Revealing the Human Catalogue: Eight-year effort to catalogue human genetic variation comes to an end

The 1000 Genomes Project sampled DNA from diverse human populations from around the world. Image courtesy of Mark Gerstein.

Four to five million — that is roughly the number of sites at which your DNA differs from that of any other human. Yet you can both talk, breathe, digest your food, and read this article. With all of the variation comes potential for harm. So how are we all alive and (mostly) healthy?

The 1000 Genomes Project — an effort launched in 2008 to catalogue human genetic variation — sought to answer this question by establishing a relationship between genes and disease. At the project’s completion, researchers have sequenced 2,504 genomes, or complete sets of a person’s DNA, from 26 human populations around the world.
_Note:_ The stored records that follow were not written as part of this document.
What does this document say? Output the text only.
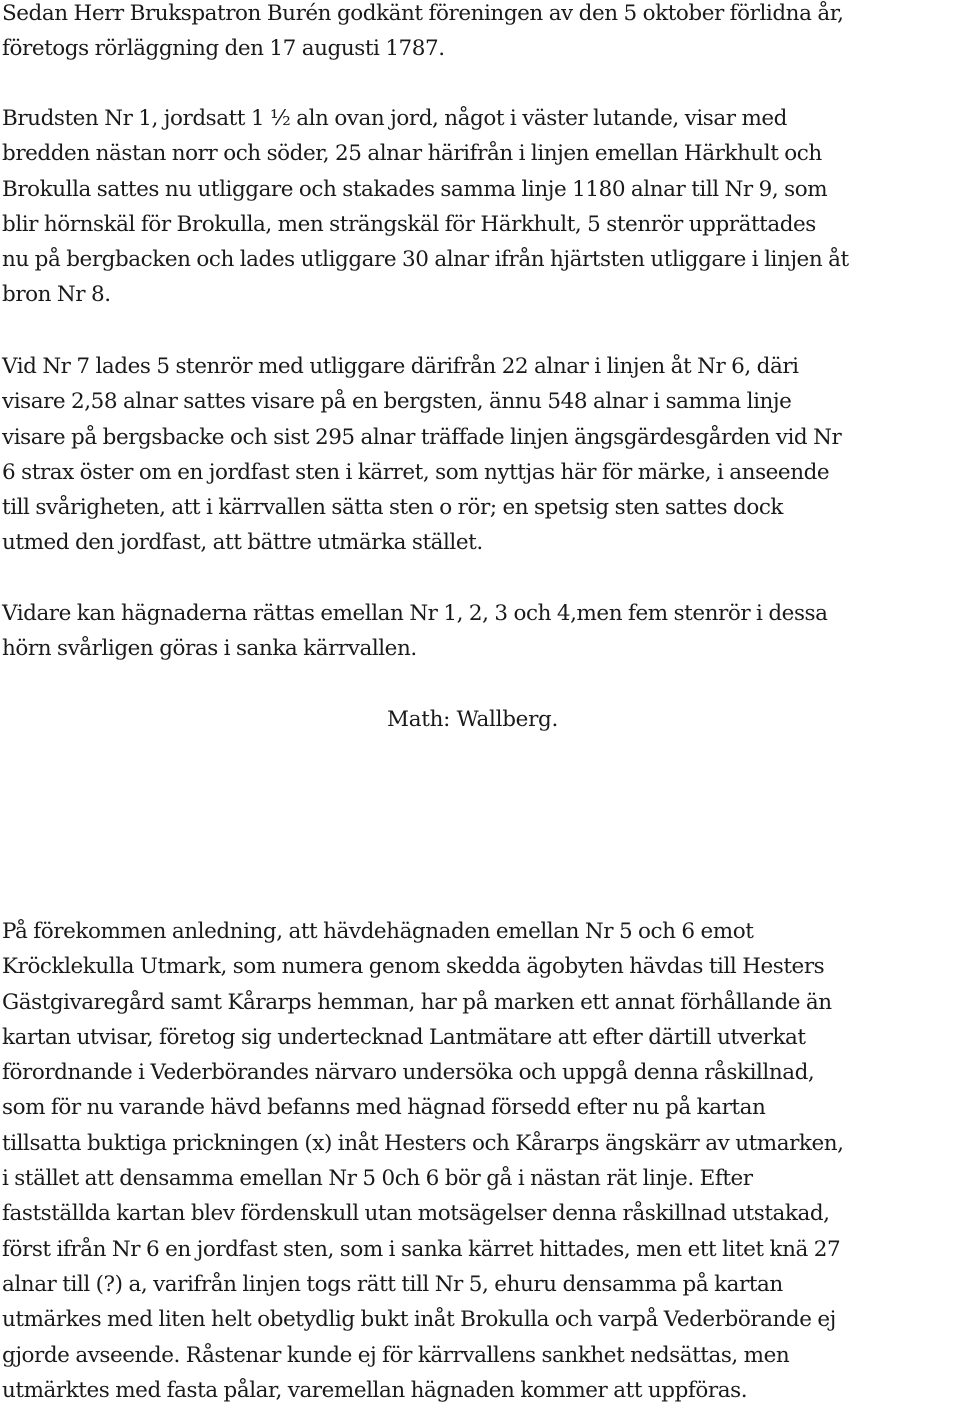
Sedan Herr Brukspatron Burén godkänt föreningen av den 5 oktober förlidna år,
företogs rörläggning den 17 augusti 1787.

Brudsten Nr 1, jordsatt 1 ½ aln ovan jord, något i väster lutande, visar med
bredden nästan norr och söder, 25 alnar härifrån i linjen emellan Härkhult och
Brokulla sattes nu utliggare och stakades samma linje 1180 alnar till Nr 9, som
blir hörnskäl för Brokulla, men strängskäl för Härkhult, 5 stenrör upprättades
nu på bergbacken och lades utliggare 30 alnar ifrån hjärtsten utliggare i linjen åt
bron Nr 8.

Vid Nr 7 lades 5 stenrör med utliggare därifrån 22 alnar i linjen åt Nr 6, däri
visare 2,58 alnar sattes visare på en bergsten, ännu 548 alnar i samma linje
visare på bergsbacke och sist 295 alnar träffade linjen ängsgärdesgården vid Nr
6 strax öster om en jordfast sten i kärret, som nyttjas här för märke, i anseende
till svårigheten, att i kärrvallen sätta sten o rör; en spetsig sten sattes dock
utmed den jordfast, att bättre utmärka stället.

Vidare kan hägnaderna rättas emellan Nr 1, 2, 3 och 4,men fem stenrör i dessa
hörn svårligen göras i sanka kärrvallen.

Math: Wallberg.

På förekommen anledning, att hävdehägnaden emellan Nr 5 och 6 emot
Kröcklekulla Utmark, som numera genom skedda ägobyten hävdas till Hesters
Gästgivaregård samt Kårarps hemman, har på marken ett annat förhållande än
kartan utvisar, företog sig undertecknad Lantmätare att efter därtill utverkat
förordnande i Vederbörandes närvaro undersöka och uppgå denna råskillnad,
som för nu varande hävd befanns med hägnad försedd efter nu på kartan
tillsatta buktiga prickningen (x) inåt Hesters och Kårarps ängskärr av utmarken,
i stället att densamma emellan Nr 5 0ch 6 bör gå i nästan rät linje. Efter
fastställda kartan blev fördenskull utan motsägelser denna råskillnad utstakad,
först ifrån Nr 6 en jordfast sten, som i sanka kärret hittades, men ett litet knä 27
alnar till (?) a, varifrån linjen togs rätt till Nr 5, ehuru densamma på kartan
utmärkes med liten helt obetydlig bukt inåt Brokulla och varpå Vederbörande ej
gjorde avseende. Råstenar kunde ej för kärrvallens sankhet nedsättas, men
utmärktes med fasta pålar, varemellan hägnaden kommer att uppföras.
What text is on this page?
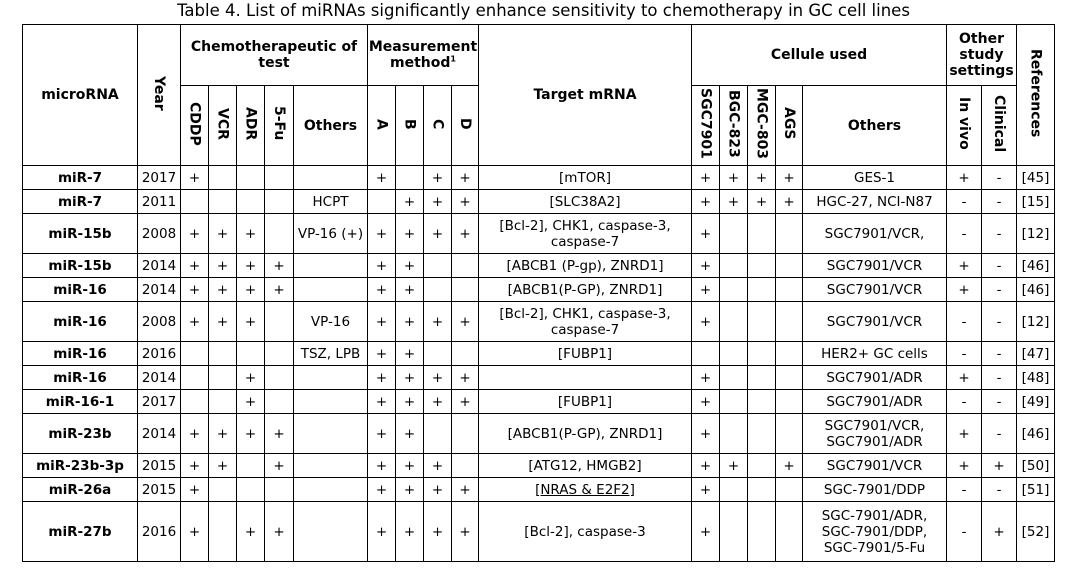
Table 4. List of miRNAs significantly enhance sensitivity to chemotherapy in GC cell lines
microRNA	Year	Chemotherapeutic of test					Measurement method$^1$				Target mRNA	Cellule used					Other study settings		References
		CDDP	VCR	ADR	5-Fu	Others	A	B	C	D		SGC7901	BGC-823	MGC-803	AGS	Others	In vivo	Clinical	
miR-7	2017	+					+		+	+	[mTOR]	+	+	+	+	GES-1	+	-	[45]
miR-7	2011					HCPT		+	+	+	[SLC38A2]	+	+	+	+	HGC-27, NCI-N87	-	-	[15]
miR-15b	2008	+	+	+		VP-16 (+)	+	+	+	+	[Bcl-2], CHK1, caspase-3, caspase-7	+				SGC7901/VCR,	-	-	[12]
miR-15b	2014	+	+	+	+		+	+			[ABCB1 (P-gp), ZNRD1]	+				SGC7901/VCR	+	-	[46]
miR-16	2014	+	+	+	+		+	+			[ABCB1(P-GP), ZNRD1]	+				SGC7901/VCR	+	-	[46]
miR-16	2008	+	+	+		VP-16	+	+	+	+	[Bcl-2], CHK1, caspase-3, caspase-7	+				SGC7901/VCR	-	-	[12]
miR-16	2016					TSZ, LPB	+	+			[FUBP1]					HER2+ GC cells	-	-	[47]
miR-16	2014			+			+	+	+	+		+				SGC7901/ADR	+	-	[48]
miR-16-1	2017			+			+	+	+	+	[FUBP1]	+				SGC7901/ADR	-	-	[49]
miR-23b	2014	+	+	+	+		+	+			[ABCB1(P-GP), ZNRD1]	+				SGC7901/VCR, SGC7901/ADR	+	-	[46]
miR-23b-3p	2015	+	+		+		+	+	+		[ATG12, HMGB2]	+	+		+	SGC7901/VCR	+	+	[50]
miR-26a	2015	+					+	+	+	+	[NRAS & E2F2]	+				SGC-7901/DDP	-	-	[51]
miR-27b	2016	+		+	+		+	+	+	+	[Bcl-2], caspase-3	+				SGC-7901/ADR, SGC-7901/DDP, SGC-7901/5-Fu	-	+	[52]
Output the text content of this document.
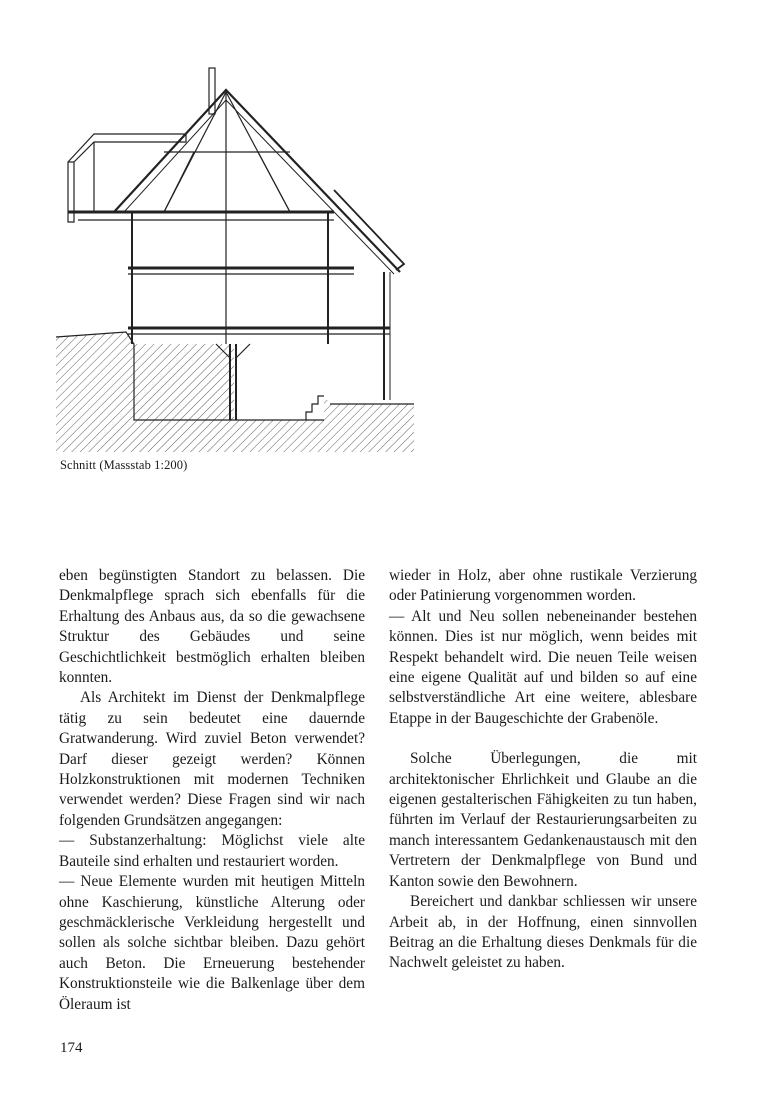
Schnitt (Massstab 1:200)

eben begünstigten Standort zu belassen. Die Denkmalpflege sprach sich ebenfalls für die Erhaltung des Anbaus aus, da so die gewachsene Struktur des Gebäudes und seine Geschichtlichkeit bestmöglich erhalten bleiben konnten.

Als Architekt im Dienst der Denkmalpflege tätig zu sein bedeutet eine dauernde Gratwanderung. Wird zuviel Beton verwendet? Darf dieser gezeigt werden? Können Holzkonstruktionen mit modernen Techniken verwendet werden? Diese Fragen sind wir nach folgenden Grundsätzen angegangen:

— Substanzerhaltung: Möglichst viele alte Bauteile sind erhalten und restauriert worden.

— Neue Elemente wurden mit heutigen Mitteln ohne Kaschierung, künstliche Alterung oder geschmäcklerische Verkleidung hergestellt und sollen als solche sichtbar bleiben. Dazu gehört auch Beton. Die Erneuerung bestehender Konstruktionsteile wie die Balkenlage über dem Öleraum ist

wieder in Holz, aber ohne rustikale Verzierung oder Patinierung vorgenommen worden.

— Alt und Neu sollen nebeneinander bestehen können. Dies ist nur möglich, wenn beides mit Respekt behandelt wird. Die neuen Teile weisen eine eigene Qualität auf und bilden so auf eine selbstverständliche Art eine weitere, ablesbare Etappe in der Baugeschichte der Grabenöle.

Solche Überlegungen, die mit architektonischer Ehrlichkeit und Glaube an die eigenen gestalterischen Fähigkeiten zu tun haben, führten im Verlauf der Restaurierungsarbeiten zu manch interessantem Gedankenaustausch mit den Vertretern der Denkmalpflege von Bund und Kanton sowie den Bewohnern.

Bereichert und dankbar schliessen wir unsere Arbeit ab, in der Hoffnung, einen sinnvollen Beitrag an die Erhaltung dieses Denkmals für die Nachwelt geleistet zu haben.

174
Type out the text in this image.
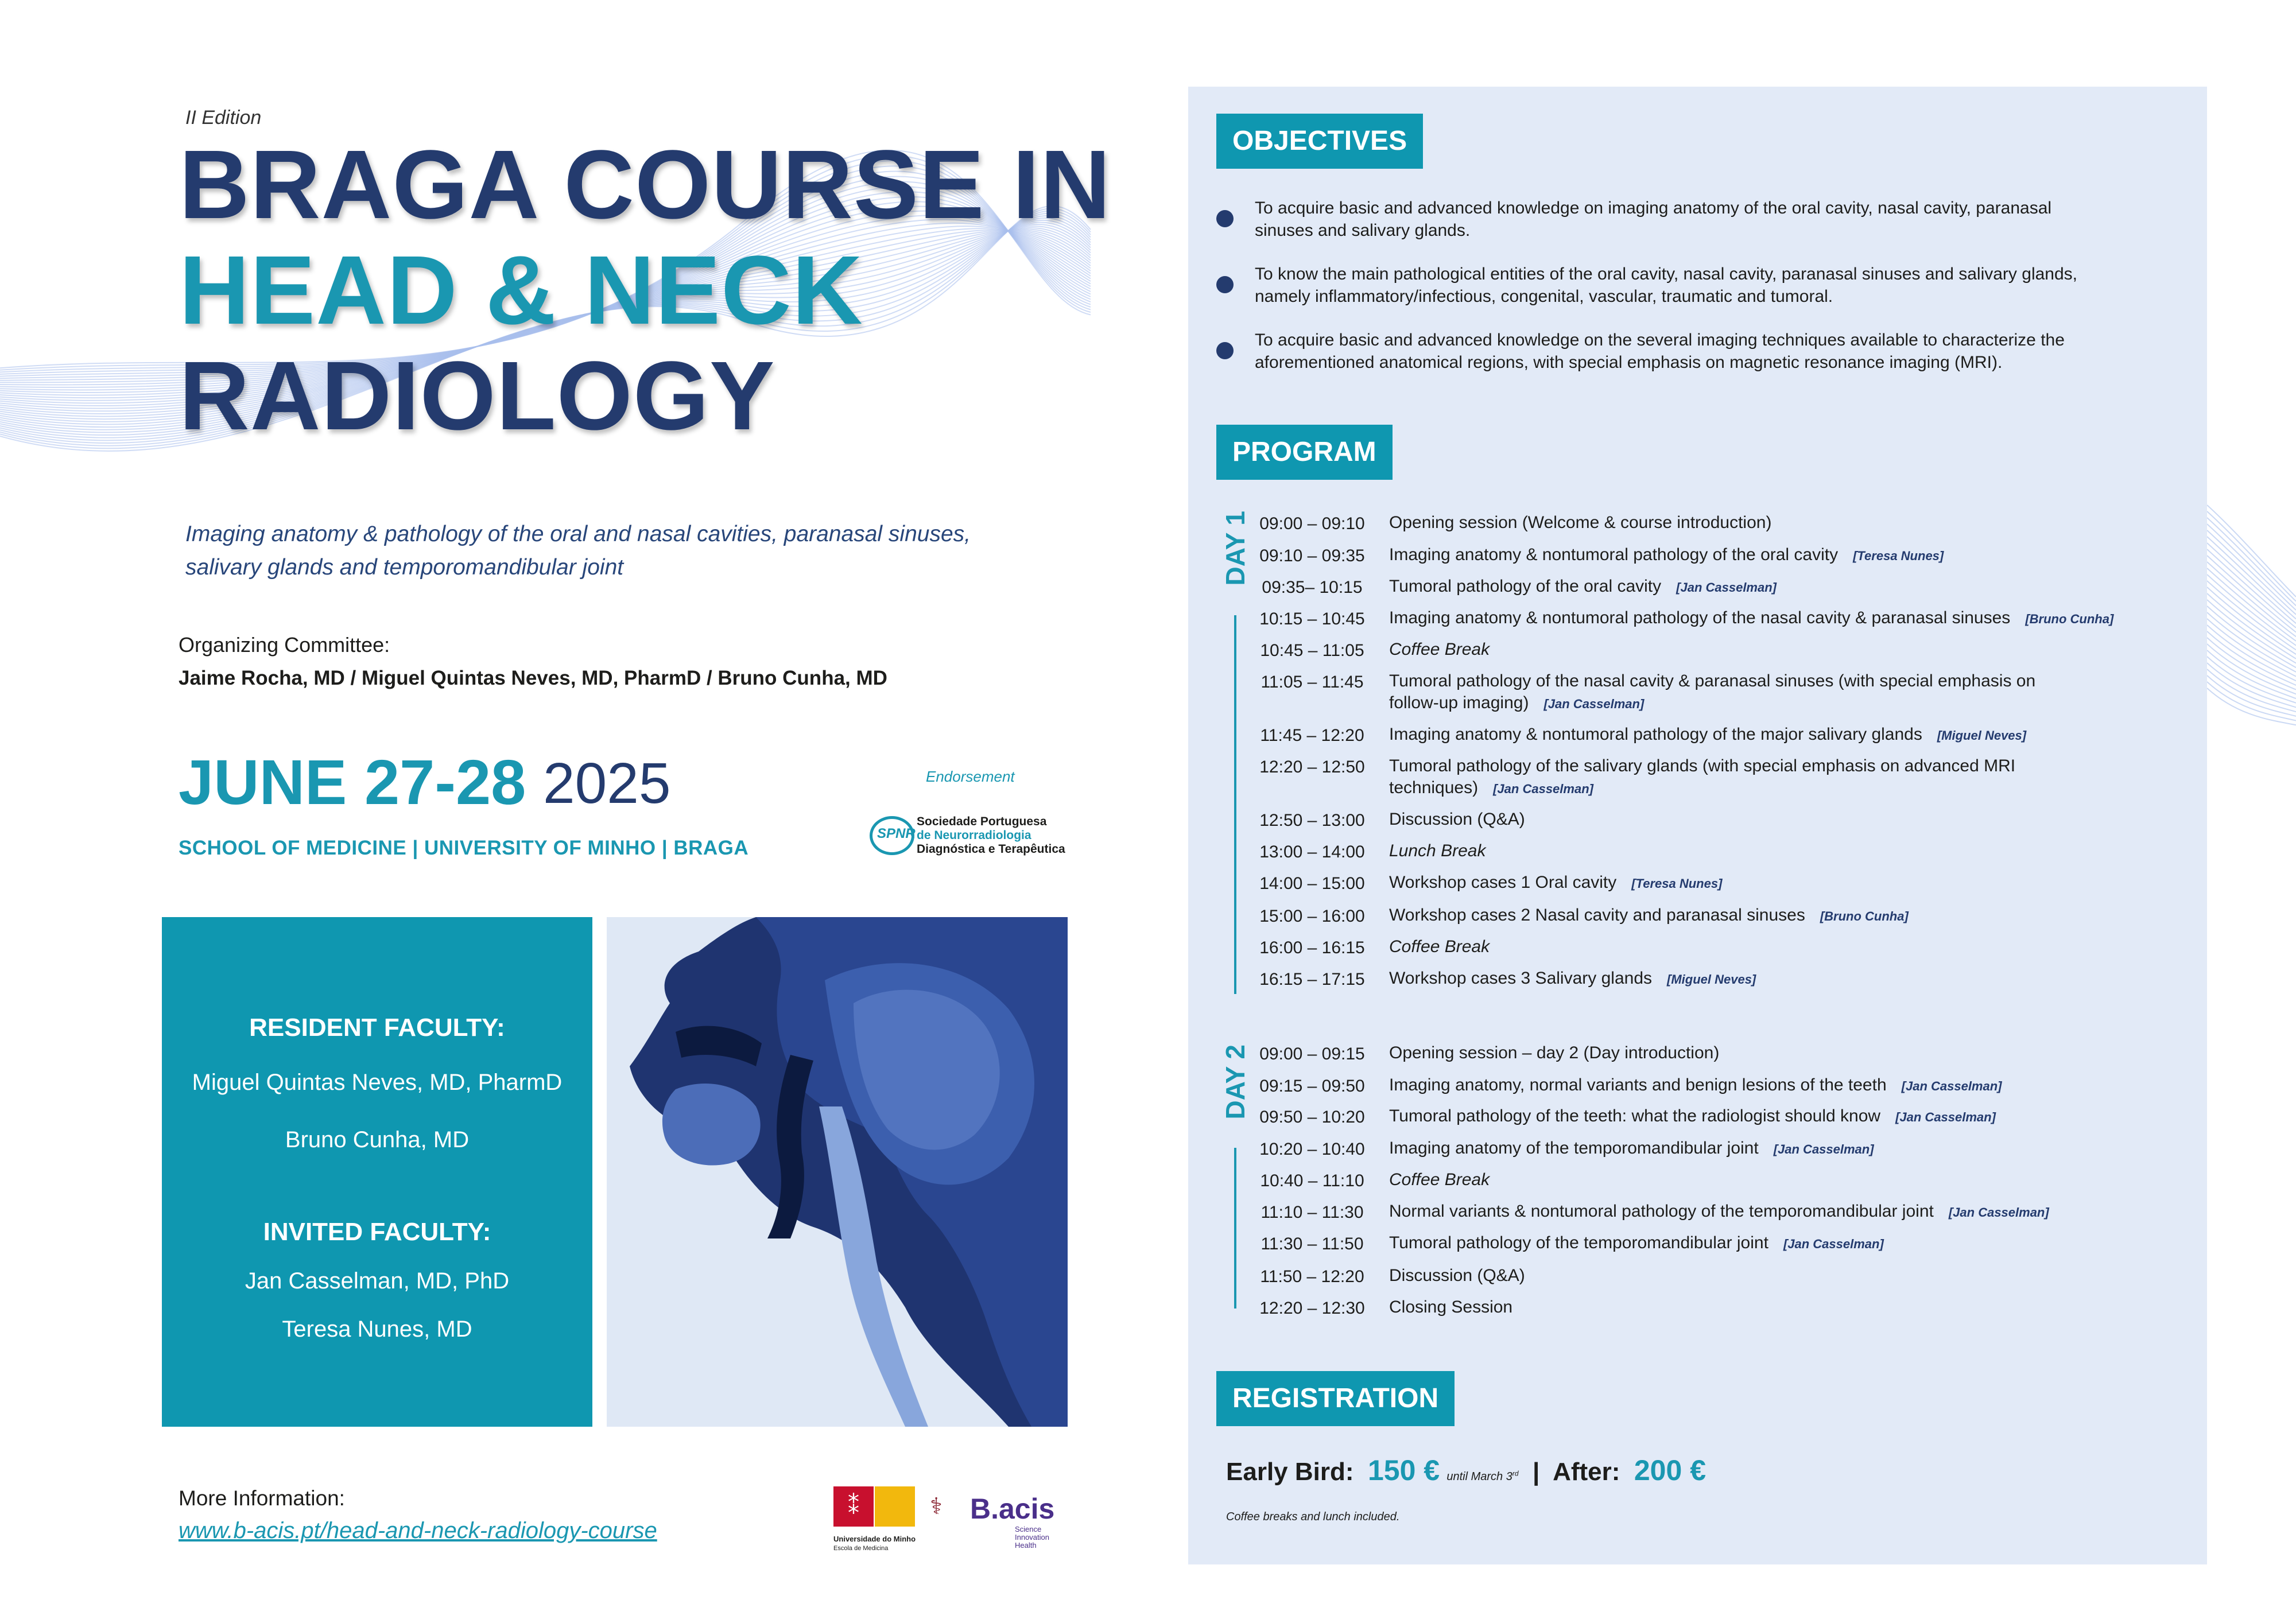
II Edition
BRAGA COURSE IN
HEAD & NECK
RADIOLOGY
Imaging anatomy & pathology of the oral and nasal cavities, paranasal sinuses,
salivary glands and temporomandibular joint
Organizing Committee:
Jaime Rocha, MD / Miguel Quintas Neves, MD, PharmD / Bruno Cunha, MD
JUNE 27-28 2025
SCHOOL OF MEDICINE | UNIVERSITY OF MINHO | BRAGA
Endorsement
SPNR
Sociedade Portuguesa
de Neurorradiologia
Diagnóstica e Terapêutica
RESIDENT FACULTY:
Miguel Quintas Neves, MD, PharmD
Bruno Cunha, MD
INVITED FACULTY:
Jan Casselman, MD, PhD
Teresa Nunes, MD
More Information:
www.b-acis.pt/head-and-neck-radiology-course
⁑	⚕
Universidade do Minho
Escola de Medicina
B.acis
Science
Innovation
Health
OBJECTIVES
To acquire basic and advanced knowledge on imaging anatomy of the oral cavity, nasal cavity, paranasal
sinuses and salivary glands.
To know the main pathological entities of the oral cavity, nasal cavity, paranasal sinuses and salivary glands,
namely inflammatory/infectious, congenital, vascular, traumatic and tumoral.
To acquire basic and advanced knowledge on the several imaging techniques available to characterize the
aforementioned anatomical regions, with special emphasis on magnetic resonance imaging (MRI).
PROGRAM
DAY 1
DAY 2
09:00 – 09:10 Opening session (Welcome & course introduction)
09:10 – 09:35 Imaging anatomy & nontumoral pathology of the oral cavity [Teresa Nunes]
09:35– 10:15	Tumoral pathology of the oral cavity [Jan Casselman]
10:15 – 10:45 Imaging anatomy & nontumoral pathology of the nasal cavity & paranasal sinuses [Bruno Cunha]
10:45 – 11:05	Coffee Break
11:05 – 11:45	Tumoral pathology of the nasal cavity & paranasal sinuses (with special emphasis on
follow-up imaging) [Jan Casselman]
11:45 – 12:20	Imaging anatomy & nontumoral pathology of the major salivary glands [Miguel Neves]
12:20 – 12:50 Tumoral pathology of the salivary glands (with special emphasis on advanced MRI
techniques) [Jan Casselman]
12:50 – 13:00 Discussion (Q&A)
13:00 – 14:00 Lunch Break
14:00 – 15:00 Workshop cases 1 Oral cavity [Teresa Nunes]
15:00 – 16:00 Workshop cases 2 Nasal cavity and paranasal sinuses [Bruno Cunha]
16:00 – 16:15 Coffee Break
16:15 – 17:15 Workshop cases 3 Salivary glands [Miguel Neves]
09:00 – 09:15 Opening session – day 2 (Day introduction)
09:15 – 09:50 Imaging anatomy, normal variants and benign lesions of the teeth [Jan Casselman]
09:50 – 10:20 Tumoral pathology of the teeth: what the radiologist should know [Jan Casselman]
10:20 – 10:40 Imaging anatomy of the temporomandibular joint [Jan Casselman]
10:40 – 11:10	Coffee Break
11:10 – 11:30	Normal variants & nontumoral pathology of the temporomandibular joint [Jan Casselman]
11:30 – 11:50	Tumoral pathology of the temporomandibular joint [Jan Casselman]
11:50 – 12:20	Discussion (Q&A)
12:20 – 12:30 Closing Session
REGISTRATION
Early Bird: 150 € until March 3rd | After: 200 €
Coffee breaks and lunch included.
Before biologists can make a clear association between gene and disease, they must understand genome variation in healthy people. “If you only have a healthy person and a sick person, you can think every change is deleterious, and that’s not true. Most of the changes in the genome are innocuous,” said Mark Gerstein, Yale professor of biomedical informatics and one of the researchers involved in analyzing the project data.

The 1000 Genomes Project found that an average human genome differs from a reference genome at 4.1 million to 5.0 million sites. Most of the variants found in a given genome are common: Between 96 and 99 percent of a person’s genomic variations were found in more than 0.5 percent of all the people sequenced. The more common a variant is, the less likely it is to be seriously harmful. “If it has survived in the human population this long, it is probably not deleterious,” Gerstein said.

Conversely, rare variations are often harmful.

Nearly 100 percent (99.9, to be exact) of these threatening variants are small. Many are single nucleotide polymorphisms (SNPs) where one base, the smallest unit of DNA, is substituted for another. Structural variants, or SVs, which make up the remaining 0.1 percent, affect a larger total number of bases. SVs include the removal and copying of large sections of DNA. They can have a range of effects: Some, like Down syndrome, are specially severe. Others have been linked to obesity and cancer.

Active cancer cells tend to accumulate a lot of SVs. “You get the extreme of structural variation in cancer. At an advanced stage, the genome gets deeply messed up. Whole chromosomes get rearranged, whole genes are duplicated,” Gerstein said.

However, many SVs have no visible effect. According to the 1000 Genomes Project, cells can still function normally even when their genomes are drastically altered. Although the average person’s genome has between 2,000 and 2,500 SVs, affecting roughly 20 million base pairs, all of the study’s participants made it to middle age in relatively good health.

In fact, out of the 20,000 genes that the average person has, approximately 100 have a knock out due to mutation and are left completely or partially nonfunctional. These are called loss-of-function events, but — surprisingly — they rarely lead to disease. “That’s the amazing thing about the natural catalog. You can have fairly large variation and have healthy people. There are a lot of genes that can be knocked out,” Gerstein said.

The study of non-essential genes could have implications for medical research. Some drugs, such as gene therapy drugs, target and deactivate specific genes. “It’s useful if you want to develop a drug that can affect a particular gene,” Gerstein said. “It’s good to know that it’s okay if a drug knocks out a gene.”

Even though the 1000 Genomes Project has officially wrapped up, Gerstein’s lab is continuing to study SVs. In his words, structural variation is a complex phenomenon with fascinating functional impacts.